I am fearful of this journey, but I do not want to be.
* I am fearful because I am fat. That is not a put down. Nor is it an over-statement. I have a large body, I am carrying a LOT of extra body weight, and by all accounts and practices, I am indeed fat. This scares me to start a running program. I feel like somehow I should try to get in shape before I do some running so that people won't judge me as I "run." That may be a silly thought to some, but it is my honest thinking. If I was cuter in my running clothes, maybe I wouldn't be so afraid to walk out the door.
* But, it is not just my looks. I am fearful because I have such a long way to go. It is no small thing to go from being practically "inactive," to being healthy enough to run a 5k. I've never even successfully run a mile. How pathetic is that? There is a huge part of my mind and heart who do not believe I have what it takes. This is a problem. Not only am I fighting my body, but I am fighting my thinking. I am fearful that I will let myself down, yet again. Which brings me to my next point:
* I am fearful because I have tried this before, and failed. My sister and I like to encourage each other by saying, no matter how good a workout, or how long it lasts, at least you did something. Something is better than nothing. That is true. But, what scares me, is how likely (according to my history with such things) it is that I will give up when it gets hard. The old saying says, "When the going gets tough, the tough get going." I want this to be true for my life now. But, in the past it has not been true. So, how do I change?

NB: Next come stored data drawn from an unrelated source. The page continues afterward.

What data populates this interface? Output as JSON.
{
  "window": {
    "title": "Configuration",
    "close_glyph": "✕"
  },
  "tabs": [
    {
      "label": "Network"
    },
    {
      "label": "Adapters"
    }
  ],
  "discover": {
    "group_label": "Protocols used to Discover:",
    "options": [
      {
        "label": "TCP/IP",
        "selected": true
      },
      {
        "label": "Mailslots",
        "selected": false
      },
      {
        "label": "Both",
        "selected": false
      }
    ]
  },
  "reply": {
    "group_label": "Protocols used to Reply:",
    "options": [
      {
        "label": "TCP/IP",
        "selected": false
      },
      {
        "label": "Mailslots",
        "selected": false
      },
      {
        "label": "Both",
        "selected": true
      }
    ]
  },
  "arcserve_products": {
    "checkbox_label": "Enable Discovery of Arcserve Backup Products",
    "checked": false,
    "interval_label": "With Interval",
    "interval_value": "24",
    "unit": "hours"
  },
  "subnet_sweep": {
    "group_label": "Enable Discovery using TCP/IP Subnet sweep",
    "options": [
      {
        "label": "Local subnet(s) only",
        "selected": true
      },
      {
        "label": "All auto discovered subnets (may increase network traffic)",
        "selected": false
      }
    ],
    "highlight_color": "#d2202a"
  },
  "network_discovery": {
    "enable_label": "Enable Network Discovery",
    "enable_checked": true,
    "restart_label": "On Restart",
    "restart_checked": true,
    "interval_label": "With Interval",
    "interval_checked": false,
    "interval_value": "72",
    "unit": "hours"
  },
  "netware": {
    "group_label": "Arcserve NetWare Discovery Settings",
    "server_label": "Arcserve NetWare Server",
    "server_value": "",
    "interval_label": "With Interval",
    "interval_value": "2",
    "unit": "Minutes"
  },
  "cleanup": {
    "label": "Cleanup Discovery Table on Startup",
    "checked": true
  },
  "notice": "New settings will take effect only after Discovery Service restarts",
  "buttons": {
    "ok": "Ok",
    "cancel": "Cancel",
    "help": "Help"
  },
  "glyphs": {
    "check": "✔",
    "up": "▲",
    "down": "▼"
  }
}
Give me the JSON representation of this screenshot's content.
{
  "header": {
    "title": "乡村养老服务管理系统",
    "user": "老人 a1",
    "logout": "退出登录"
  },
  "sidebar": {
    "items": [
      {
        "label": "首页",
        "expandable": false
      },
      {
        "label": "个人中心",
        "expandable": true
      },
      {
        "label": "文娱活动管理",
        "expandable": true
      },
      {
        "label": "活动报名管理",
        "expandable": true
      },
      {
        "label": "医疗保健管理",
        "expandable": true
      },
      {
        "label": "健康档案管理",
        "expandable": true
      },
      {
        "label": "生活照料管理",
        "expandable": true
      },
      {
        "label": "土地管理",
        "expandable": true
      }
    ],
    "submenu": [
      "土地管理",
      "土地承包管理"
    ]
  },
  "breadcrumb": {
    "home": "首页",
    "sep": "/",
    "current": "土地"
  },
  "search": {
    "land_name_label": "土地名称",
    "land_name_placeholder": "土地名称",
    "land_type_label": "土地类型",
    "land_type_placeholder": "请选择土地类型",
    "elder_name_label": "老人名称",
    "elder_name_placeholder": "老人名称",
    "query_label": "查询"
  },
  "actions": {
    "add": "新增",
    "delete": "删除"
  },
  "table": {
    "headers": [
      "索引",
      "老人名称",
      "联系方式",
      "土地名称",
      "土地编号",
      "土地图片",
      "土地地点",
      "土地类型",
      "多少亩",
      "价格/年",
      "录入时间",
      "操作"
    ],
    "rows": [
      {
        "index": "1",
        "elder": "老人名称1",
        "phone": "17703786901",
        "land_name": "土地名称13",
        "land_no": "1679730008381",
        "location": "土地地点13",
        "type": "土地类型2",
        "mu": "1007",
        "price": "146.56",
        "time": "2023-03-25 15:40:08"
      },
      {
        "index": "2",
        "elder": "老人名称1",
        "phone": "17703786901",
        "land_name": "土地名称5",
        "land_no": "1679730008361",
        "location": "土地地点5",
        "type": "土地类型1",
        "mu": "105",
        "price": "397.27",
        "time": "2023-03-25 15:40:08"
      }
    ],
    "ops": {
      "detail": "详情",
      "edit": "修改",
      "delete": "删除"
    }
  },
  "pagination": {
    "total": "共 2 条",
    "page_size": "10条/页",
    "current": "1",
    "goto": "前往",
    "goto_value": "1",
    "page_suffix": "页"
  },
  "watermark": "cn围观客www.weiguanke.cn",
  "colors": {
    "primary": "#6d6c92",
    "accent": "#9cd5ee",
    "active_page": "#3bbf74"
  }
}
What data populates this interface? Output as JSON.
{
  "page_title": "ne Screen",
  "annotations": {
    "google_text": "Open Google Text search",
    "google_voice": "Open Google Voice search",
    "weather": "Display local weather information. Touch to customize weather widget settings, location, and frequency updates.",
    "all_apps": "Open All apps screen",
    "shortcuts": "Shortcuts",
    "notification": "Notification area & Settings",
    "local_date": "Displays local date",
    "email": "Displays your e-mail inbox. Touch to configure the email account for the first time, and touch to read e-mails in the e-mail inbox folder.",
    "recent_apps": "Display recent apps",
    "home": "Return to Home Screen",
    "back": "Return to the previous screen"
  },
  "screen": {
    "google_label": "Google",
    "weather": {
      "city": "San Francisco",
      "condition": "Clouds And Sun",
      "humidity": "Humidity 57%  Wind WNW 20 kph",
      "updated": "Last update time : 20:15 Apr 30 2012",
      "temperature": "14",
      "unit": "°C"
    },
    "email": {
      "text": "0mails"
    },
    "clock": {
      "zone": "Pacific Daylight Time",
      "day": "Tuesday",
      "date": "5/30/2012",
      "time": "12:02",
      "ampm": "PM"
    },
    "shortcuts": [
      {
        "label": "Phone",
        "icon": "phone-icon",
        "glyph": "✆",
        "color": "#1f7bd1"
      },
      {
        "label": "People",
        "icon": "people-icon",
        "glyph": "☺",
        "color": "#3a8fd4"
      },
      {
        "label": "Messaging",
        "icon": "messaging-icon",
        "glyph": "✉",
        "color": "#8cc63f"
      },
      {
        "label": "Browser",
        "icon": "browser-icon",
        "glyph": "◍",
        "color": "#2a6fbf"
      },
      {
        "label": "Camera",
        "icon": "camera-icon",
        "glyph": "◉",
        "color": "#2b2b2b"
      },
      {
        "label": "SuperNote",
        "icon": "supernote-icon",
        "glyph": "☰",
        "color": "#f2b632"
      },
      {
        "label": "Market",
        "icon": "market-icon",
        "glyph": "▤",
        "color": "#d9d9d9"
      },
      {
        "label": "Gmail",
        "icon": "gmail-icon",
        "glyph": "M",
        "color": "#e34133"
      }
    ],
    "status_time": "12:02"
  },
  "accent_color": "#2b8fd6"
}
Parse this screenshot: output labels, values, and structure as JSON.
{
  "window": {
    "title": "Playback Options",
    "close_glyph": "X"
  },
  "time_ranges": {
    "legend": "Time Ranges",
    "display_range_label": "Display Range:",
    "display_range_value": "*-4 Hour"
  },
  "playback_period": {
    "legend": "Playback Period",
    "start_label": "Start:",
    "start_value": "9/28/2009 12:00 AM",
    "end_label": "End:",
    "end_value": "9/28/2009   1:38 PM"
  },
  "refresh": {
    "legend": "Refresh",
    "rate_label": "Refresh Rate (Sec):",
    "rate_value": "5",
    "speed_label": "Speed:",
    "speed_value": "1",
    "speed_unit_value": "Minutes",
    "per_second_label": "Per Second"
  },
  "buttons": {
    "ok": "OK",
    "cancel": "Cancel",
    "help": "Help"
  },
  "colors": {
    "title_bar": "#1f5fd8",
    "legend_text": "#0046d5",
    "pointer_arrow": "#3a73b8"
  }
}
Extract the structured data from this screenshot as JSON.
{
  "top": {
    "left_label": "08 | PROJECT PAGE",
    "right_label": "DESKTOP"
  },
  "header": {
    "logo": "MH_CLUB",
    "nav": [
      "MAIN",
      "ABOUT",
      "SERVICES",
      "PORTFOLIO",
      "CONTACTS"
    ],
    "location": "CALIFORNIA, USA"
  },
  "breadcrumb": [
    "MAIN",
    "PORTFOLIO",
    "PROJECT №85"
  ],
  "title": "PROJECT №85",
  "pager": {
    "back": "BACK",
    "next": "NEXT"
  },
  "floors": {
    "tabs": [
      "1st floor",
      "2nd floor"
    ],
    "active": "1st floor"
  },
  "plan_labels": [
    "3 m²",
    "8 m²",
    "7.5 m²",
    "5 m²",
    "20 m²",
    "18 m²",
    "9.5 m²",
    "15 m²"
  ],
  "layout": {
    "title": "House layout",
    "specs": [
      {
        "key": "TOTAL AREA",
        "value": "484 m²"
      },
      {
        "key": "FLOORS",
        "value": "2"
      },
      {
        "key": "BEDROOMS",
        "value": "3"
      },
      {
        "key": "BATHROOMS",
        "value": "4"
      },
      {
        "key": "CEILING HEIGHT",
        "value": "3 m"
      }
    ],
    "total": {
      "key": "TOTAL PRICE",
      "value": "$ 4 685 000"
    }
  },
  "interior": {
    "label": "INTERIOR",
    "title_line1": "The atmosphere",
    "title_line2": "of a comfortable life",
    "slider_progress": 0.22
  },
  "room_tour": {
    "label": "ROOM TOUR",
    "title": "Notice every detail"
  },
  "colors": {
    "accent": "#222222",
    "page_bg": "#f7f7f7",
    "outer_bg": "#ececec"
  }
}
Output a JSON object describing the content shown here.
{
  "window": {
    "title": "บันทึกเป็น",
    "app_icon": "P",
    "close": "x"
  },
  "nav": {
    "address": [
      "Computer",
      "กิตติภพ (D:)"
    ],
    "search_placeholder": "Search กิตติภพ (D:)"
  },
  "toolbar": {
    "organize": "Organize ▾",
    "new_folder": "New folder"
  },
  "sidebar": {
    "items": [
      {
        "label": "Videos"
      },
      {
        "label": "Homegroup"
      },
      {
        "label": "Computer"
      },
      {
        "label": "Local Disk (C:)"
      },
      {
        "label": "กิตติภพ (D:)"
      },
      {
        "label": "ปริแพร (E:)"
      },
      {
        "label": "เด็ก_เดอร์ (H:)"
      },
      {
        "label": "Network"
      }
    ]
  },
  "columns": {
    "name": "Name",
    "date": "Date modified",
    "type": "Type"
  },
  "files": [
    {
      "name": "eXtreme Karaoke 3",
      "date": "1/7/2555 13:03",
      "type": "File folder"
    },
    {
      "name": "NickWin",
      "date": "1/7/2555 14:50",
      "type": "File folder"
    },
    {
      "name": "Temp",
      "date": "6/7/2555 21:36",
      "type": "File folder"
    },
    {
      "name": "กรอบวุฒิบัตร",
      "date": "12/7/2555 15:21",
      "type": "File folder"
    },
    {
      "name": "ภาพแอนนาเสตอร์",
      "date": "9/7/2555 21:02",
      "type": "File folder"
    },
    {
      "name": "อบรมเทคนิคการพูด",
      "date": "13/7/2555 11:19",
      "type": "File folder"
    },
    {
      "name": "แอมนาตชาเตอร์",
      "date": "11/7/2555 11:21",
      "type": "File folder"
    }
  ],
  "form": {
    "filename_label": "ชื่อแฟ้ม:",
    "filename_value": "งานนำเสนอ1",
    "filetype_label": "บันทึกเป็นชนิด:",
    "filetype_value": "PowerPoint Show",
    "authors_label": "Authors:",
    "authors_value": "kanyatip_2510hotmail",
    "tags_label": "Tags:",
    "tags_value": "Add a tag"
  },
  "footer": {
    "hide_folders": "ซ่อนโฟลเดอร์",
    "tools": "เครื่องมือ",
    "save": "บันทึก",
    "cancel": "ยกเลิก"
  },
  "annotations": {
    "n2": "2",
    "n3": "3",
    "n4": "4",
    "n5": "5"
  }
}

I am scared. I have a lot to consider, and I am not taking it lightly. I want to be honest, at least with myself, about the things I am thinking, feeling, and facing in this journey. I am not disappointed in myself that I am afraid. I am afraid.
But, I am also hopeful.
*I am hopeful that I can overcome the great "mountain" ahead of me: a lifetime of bad habits, too much body weight, and deeply rooted insecurities.
*I am hopeful that one year from now I can look at my body in the mirror and not cringe at the sight.
*I am hopeful that by making this commitment, and changing the way I do some things, I can actually be proud of my accomplishments.
And, I am reminded that I am not on this journey alone. Not only are there friends like Kendall and Michelle who are attempting this great feat in their own life as well - there is also my Savior. I was reminded today of the verse that says "If you have faith as small as a mustard seed, you can say to this mountain, ‘Move from here to there,’ and it will move. Nothing will be impossible for you" (Matthew 17:20). I guess, for today, I am claiming that verse for this journey.
I am not alone. My Savior walks beside me. I felt Him as I prayed for strength before I began. I praised His name with every step I took. And, now I rest knowing that my Heavenly Father is also proud of me for this decision. Maybe in this area of my life I can finally start treating my body with respect and care. I believe this honors my Master, and that brings much joy to the deepest places of my heart.
I pray tomorrow I will have the grace, faith, strength, and courage to remember my goal and continue my journey.